It's Cheaper at Compile Time
I've long used part of the Rakudo-building process as my benchmark for Parrot optimizations. It doesn't exercise all of Parrot by any means, but it pushes the garbage collector, the string system, and the object system pretty hard. It's also the longest part of the build process anywhere, so improving performance there has a dramatic effect on productivity.
I've long known that it appends to and concatenates strings very frequently. The corresponding Parrot functions always show up near the top of the cost list from Callgrind. I've spent a few hours here and there trying to speed them up, but short of rethinking them entirely, I've never found a good solution.
We don't (yet) have a PIR-level profiler like Callgrind (but I'm working on it). Sometimes I can read through the code and see things that might be expensive, knowing what eventually gets called and where.
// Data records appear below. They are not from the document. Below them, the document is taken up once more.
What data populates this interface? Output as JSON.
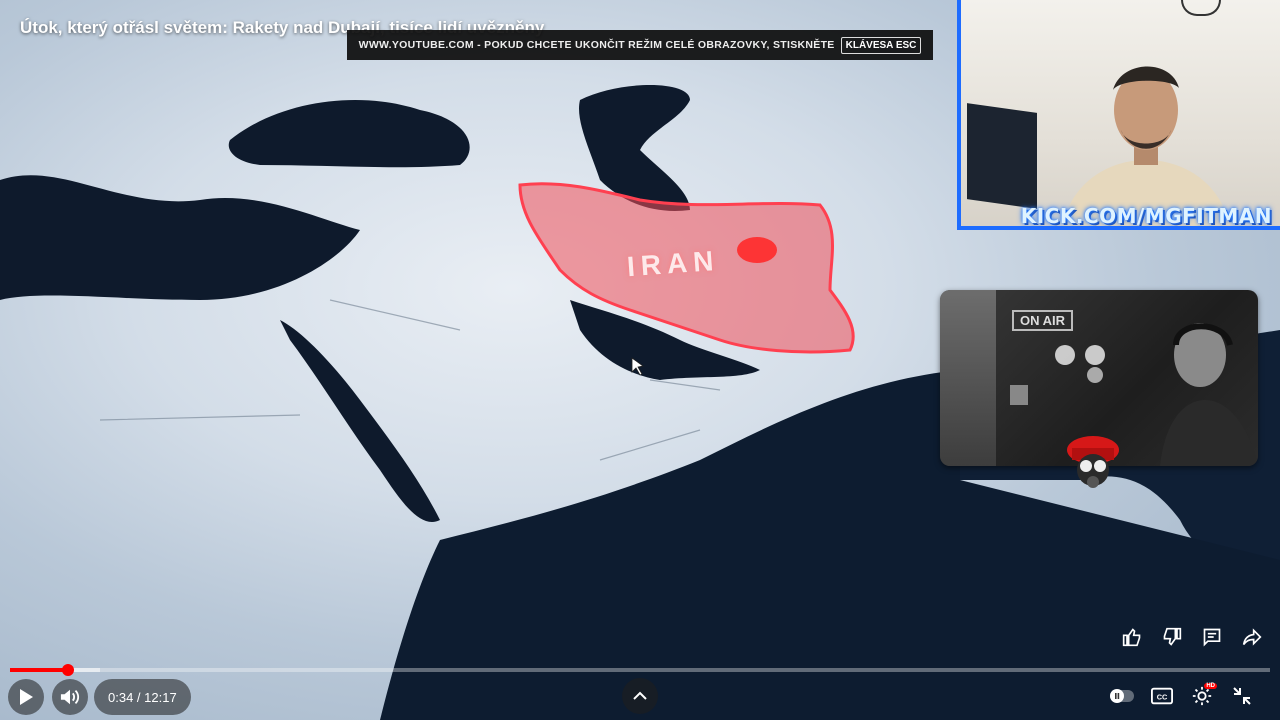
{
  "video": {
    "title": "Útok, který otřásl světem: Rakety nad Dubají, tisíce lidí uvězněny",
    "map_label": "IRAN"
  },
  "fullscreen_banner": {
    "message": "WWW.YOUTUBE.COM - POKUD CHCETE UKONČIT REŽIM CELÉ OBRAZOVKY, STISKNĚTE",
    "key": "KLÁVESA ESC"
  },
  "webcam_top": {
    "overlay_text": "KICK.COM/MGFITMAN"
  },
  "webcam_mid": {
    "sign_text": "ON AIR"
  },
  "actions": {
    "like_icon": "thumbs-up-icon",
    "dislike_icon": "thumbs-down-icon",
    "comments_icon": "comment-icon",
    "share_icon": "share-icon"
  },
  "player": {
    "current_time": "0:34",
    "duration": "12:17",
    "time_display": "0:34 / 12:17",
    "progress_fraction": 0.046,
    "accent_color": "#ff0000",
    "quality_badge": "HD"
  }
}
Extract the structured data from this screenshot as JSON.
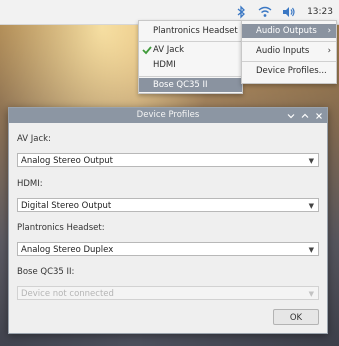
{
  "taskbar": {
    "icons": [
      "bluetooth-icon",
      "wifi-icon",
      "volume-icon"
    ],
    "clock": "13:23",
    "colors": {
      "icon": "#3b78c4"
    }
  },
  "menu_outputs": {
    "items": [
      {
        "label": "Plantronics Headset",
        "checked": false,
        "selected": false
      },
      {
        "label": "AV Jack",
        "checked": true,
        "selected": false
      },
      {
        "label": "HDMI",
        "checked": false,
        "selected": false
      },
      {
        "label": "Bose QC35 II",
        "checked": false,
        "selected": true
      }
    ]
  },
  "menu_main": {
    "items": [
      {
        "label": "Audio Outputs",
        "arrow": "›",
        "selected": true
      },
      {
        "label": "Audio Inputs",
        "arrow": "›",
        "selected": false
      },
      {
        "label": "Device Profiles...",
        "arrow": "",
        "selected": false
      }
    ]
  },
  "dialog": {
    "title": "Device Profiles",
    "devices": [
      {
        "label": "AV Jack:",
        "value": "Analog Stereo Output",
        "enabled": true
      },
      {
        "label": "HDMI:",
        "value": "Digital Stereo Output",
        "enabled": true
      },
      {
        "label": "Plantronics Headset:",
        "value": "Analog Stereo Duplex",
        "enabled": true
      },
      {
        "label": "Bose QC35 II:",
        "value": "Device not connected",
        "enabled": false
      }
    ],
    "ok_label": "OK"
  }
}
On a whim, I browsed through the generated code for Rakudo to find concatenation. One idiom jumped out at me:
$S0 = concat "PIR", ':"'
This line of code catenates two constant strings into one, and assigns the result to the virtual string register $S0. It's not terribly inefficient; the two constant strings are in the constant table in the bytecode, so they don't get recreated on execution. However, the result is always going to be a constant string.
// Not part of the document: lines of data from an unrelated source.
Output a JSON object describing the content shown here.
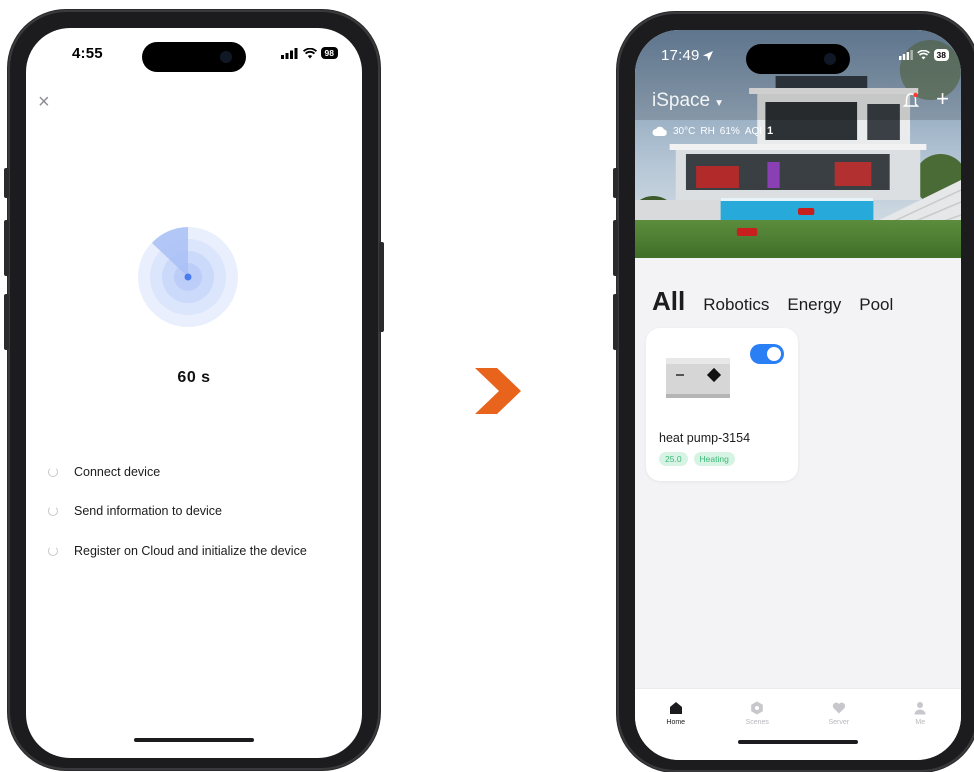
{
  "left_phone": {
    "status": {
      "time": "4:55",
      "battery": "98"
    },
    "close_symbol": "×",
    "countdown": "60 s",
    "steps": [
      {
        "label": "Connect device"
      },
      {
        "label": "Send information to device"
      },
      {
        "label": "Register on Cloud and initialize the device"
      }
    ]
  },
  "arrow_color": "#e8631c",
  "right_phone": {
    "status": {
      "time": "17:49",
      "battery": "38"
    },
    "space_title": "iSpace",
    "weather": {
      "temp": "30°C",
      "rh_label": "RH",
      "rh_value": "61%",
      "aqi_label": "AQI",
      "aqi_value": "1"
    },
    "plus_symbol": "+",
    "tabs": [
      {
        "label": "All",
        "active": true
      },
      {
        "label": "Robotics"
      },
      {
        "label": "Energy"
      },
      {
        "label": "Pool"
      }
    ],
    "device": {
      "name": "heat pump-3154",
      "toggle_on": true,
      "badges": [
        "25.0",
        "Heating"
      ]
    },
    "tabbar": [
      {
        "label": "Home",
        "icon": "home-icon",
        "active": true
      },
      {
        "label": "Scenes",
        "icon": "scenes-icon"
      },
      {
        "label": "Server",
        "icon": "heart-icon"
      },
      {
        "label": "Me",
        "icon": "person-icon"
      }
    ]
  },
  "colors": {
    "accent_blue": "#2b7ff5",
    "badge_green": "#3cb979",
    "radar_blue": "#4a7cf0"
  }
}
There's no reason the optimizer couldn't rewrite that line of code into:
$S0 = 'PIR:"'
It didn't. Now it does.
The optimizer already knew how to optimize away constant addition,
subtraction, and other math operations. All I had to do was tell the opcode
generator not to generate the concat_s_sc_sc op (concatenate two
string constants and put the results in a string register -- the destination
register always comes first in the argument list for an opcode), add the
concat operator to the list of rewritable three-register opcodes,
and add a case to the rewriter where the destination register is a string
register.
The result is a modest 5.5% speedup in my benchmark. Part of the gain is avoiding run-time concatenation, but part of it is also using fewer GCable entities. The less garbage you create, the less garbage you have to collect and the less frequently you have to collect it. 5.5% isn't a huge gain, but it's a step in the right direction. Every second we shave off of the hack-compile-test cycle is an improvement, and these optimizations help all Parrot programs as well.
(Are these entries interesting? I seem to get more feedback when I complain about various Technology Distortion Fields.)